This document provides the official documentation of the BigSMILES data format, a data standard that accompanies the BigSMILES line notation.

The BigSMILES Data Format

{   
    "BigSMILES" : "CC{[$]$CC$,$CC(C)$[$]}",
    "log" : [log1,log2,...],
    "id" : "XXXX-XXX",
    "src" : ["source-of-data"],
    ...
    "data" : [data1,data2,...]
}

{   
    "BigSMILES" : "CC{[$]$CC$,$CC(C)$[$]}{[<]>OCC<[>]}O",
    "log" : [{"author_id":"921312906","date":"2019-10-16","msg":"file first created."},
             {"author_id":"921312906","date":"2019-10-17","msg":"new examples"} ],
    "id" : "polymer-100.1",
    "src" : ["doi:10.1021/acscentsci.9b00476","doi:10.1021/acs.macromol.8b01676"],

    "data" : [
              {
               "target":"[CH3:/1][CH2:/2][CH2:/3][CH2:/4]{[$][$:/5.1/4][CH2:/5.1/3][CH2:/5.1/2][$:/5.1/1][$]}[NH2:/8]",
               "source" :"[CH3:/1][CH2:/2][CH2:/3][CH2:/4]{[$][$:/5.1/4][CH2:/5.1/3][CH2:/5.1/2][$:/5.1/1][$]}[CH2:/6][CH3:/7]",
               "Mn" : [{"value":4.4,
                       "unit":"kDa",
                       "uncertainty":0.5,
                       "uncertainty_src":"multiple samples from the same batch",
                       "method": "GPC" }],
               "D" : [{"value": 1.1, 
                      "uncertainty": 0.1, 
                      "uncertainty_src": "uncertainty in GPC calibration"}]
              },
              {
               "target":"{[CH3:/1][CH2:/2][CH2:/3][CH2:/4]{[$][$:/5.1/4][CH2:/5.1/3][CH2:/5.1/2][$:/5.1/1][$]}[OH:/8]",
               "source" :"[CH3:/1][CH2:/2][CH2:/3][CH2:/4]{[$][$:/5.1/4][CH2:/5.1/3][CH2:/5.1/2][$:/5.1/1][$]}[CH2:/6][CH3:/7]",
               "Mw" : [{"value":10,
                       "unit":"kDa",
                       "uncertainty":0.5,
                       "uncertainty_src":"multiple samples from the same batch",
                       "method": "GPC" }],
               "D" : [{"value": 1.5}] 
              } 
             ]
}

The major aim of the BigSMILES data format is to provide a standard language for the storage of chemical structure related characterization for polymers. In the data file, the data entries are stored in JSON format.

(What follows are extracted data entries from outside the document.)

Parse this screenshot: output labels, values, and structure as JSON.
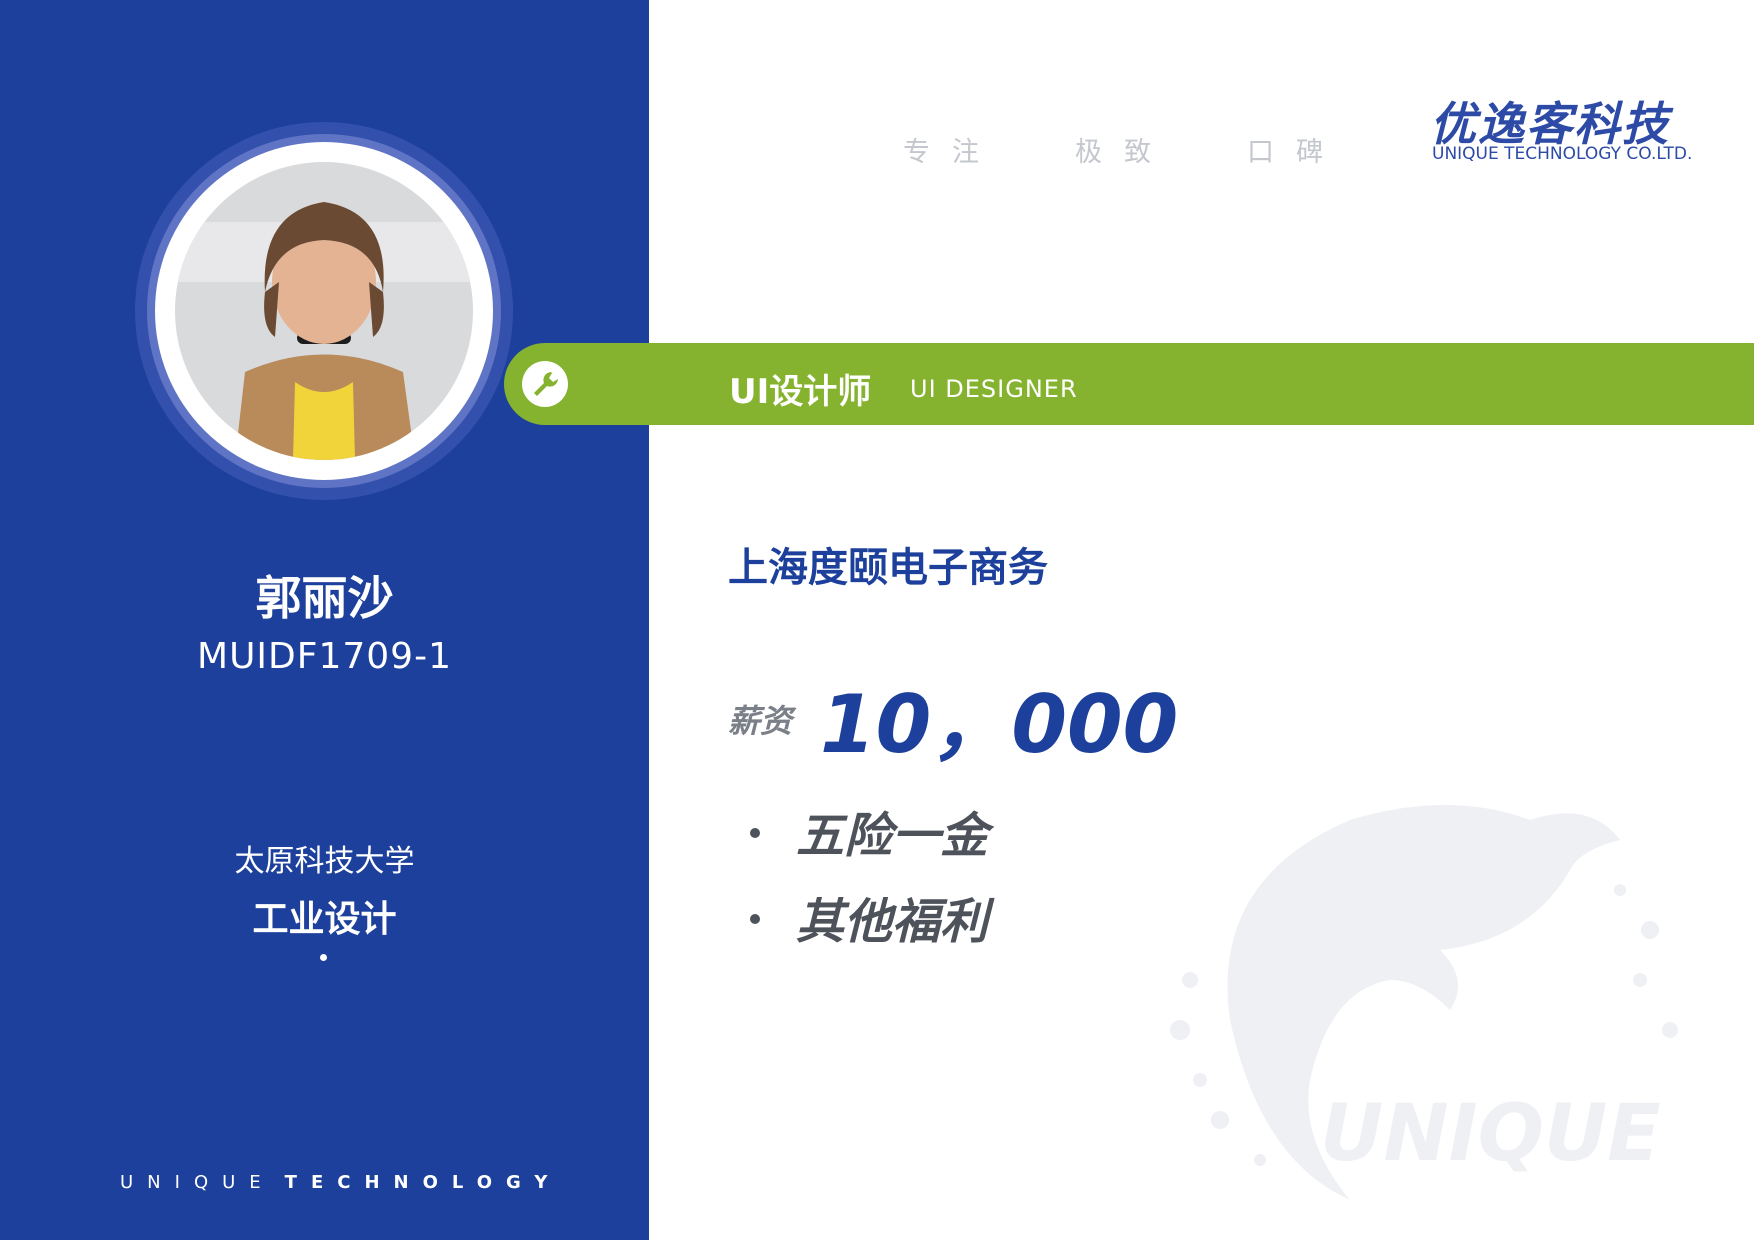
{
  "profile": {
    "name": "郭丽沙",
    "code": "MUIDF1709-1",
    "school": "太原科技大学",
    "major": "工业设计"
  },
  "footer": {
    "brand_light": "UNIQUE",
    "brand_bold": "TECHNOLOGY"
  },
  "slogans": [
    "专注",
    "极致",
    "口碑"
  ],
  "logo": {
    "cn": "优逸客科技",
    "en": "UNIQUE TECHNOLOGY CO.LTD."
  },
  "role": {
    "cn": "UI设计师",
    "en": "UI DESIGNER",
    "icon": "wrench-icon"
  },
  "job": {
    "company": "上海度颐电子商务",
    "salary_label": "薪资",
    "salary_value": "10，000",
    "benefits": [
      "五险一金",
      "其他福利"
    ]
  },
  "watermark": {
    "text": "UNIQUE"
  },
  "colors": {
    "brand_blue": "#1c409b",
    "accent_green": "#86b32f"
  }
}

In JSON, multiple name-value pairs are saved in a comma-delimited list. Unless otherwise specified, all lists within the BigSMILES data format are considered unordered (even for arrays). This improves flexibility and minimize overhead burden in transforming existing records into the standard data format.

An illustrative BigSMILES data JSON file example is shown in the code block. In the rest of the document, a JSON file/object that describes a single polymer is referred to as the main JSON object.

In BigSMILES data format, relevant data is stored within different entries according to their nature. On the highest level, data are classified into two major different categories:

metadata associated with the data file itself, such as the document identifier, the source of the data, or other information relevant to the maintenance of the data file itself, and
data or parameters that provide characterization of the chemical structure of the polymer

where the name-value pairs of the metadata, such as the BigSMILES string of the polymer, the author, the document identifier, etc., are directly stored on the top level of the JSON file (more details on the definition of some standard metadata entries will be provided shortly), and the physicochemical properties relevant to the characterization of the chemical structure are encapsulated and compiled within the "data" entry.

Metadata

{   
    "BigSMILES" : "CC{[$]$CC$,$CC(C)$[$]}",
    "log" : [{"author_id":"921312906","date":"2019-10-16","msg":"file first created."},
             {"author_id":"921312906","date":"2019-10-17","msg":"new examples"} ],
    "id" : "XXXX-XXX",
    "src" : ["source 1", "source 2", "source3"],
    "other metadata1" : "value1",
    "other metadata2" : 2.0,
    "other metadataN" : ["valueN1","valueN2","valueN3"]
}

A list of useful metadata entries are provided in this section. However, it should be noted that the provided list is very basic and not intended to be comprehensive. Additional metadata entries beyond the provided list can be incorporated depending on the specific needs of individual projects. Standardization are provided for these to serve as a guideline for recording the essential information.

Name	Type	Description
BigSMILES	string	The BigSMILES string for the polymer.
id	string	An identifier for the document to serve as document reference id in database or file systems.
src	array	The source of the data.
log	array	An array that contains the revision log of the document.

BigSMILES

"BigSMILES" : "{<OCC>;>[H],<O}"
"BigSMILES" : "CC{[$]$CC$,$CC(C)$[$]}"

BigSMILES holds the BigSMILES string generated by the BigSMILES line notation that describes the basic chemical connectivity pattern between constituent units for a polymer.

Type

string

id

"id" : "1100583"
"id" : "Polymer-0-05"

id holds a string that serves as an identifier for the document. It should correspond to the unique identifier in a database or the file identifier in a file system or data repository.

Type

string

src

"src" : ["10.1021/acscentsci.9b00476","10.1021/acs.macromol.8b01676"]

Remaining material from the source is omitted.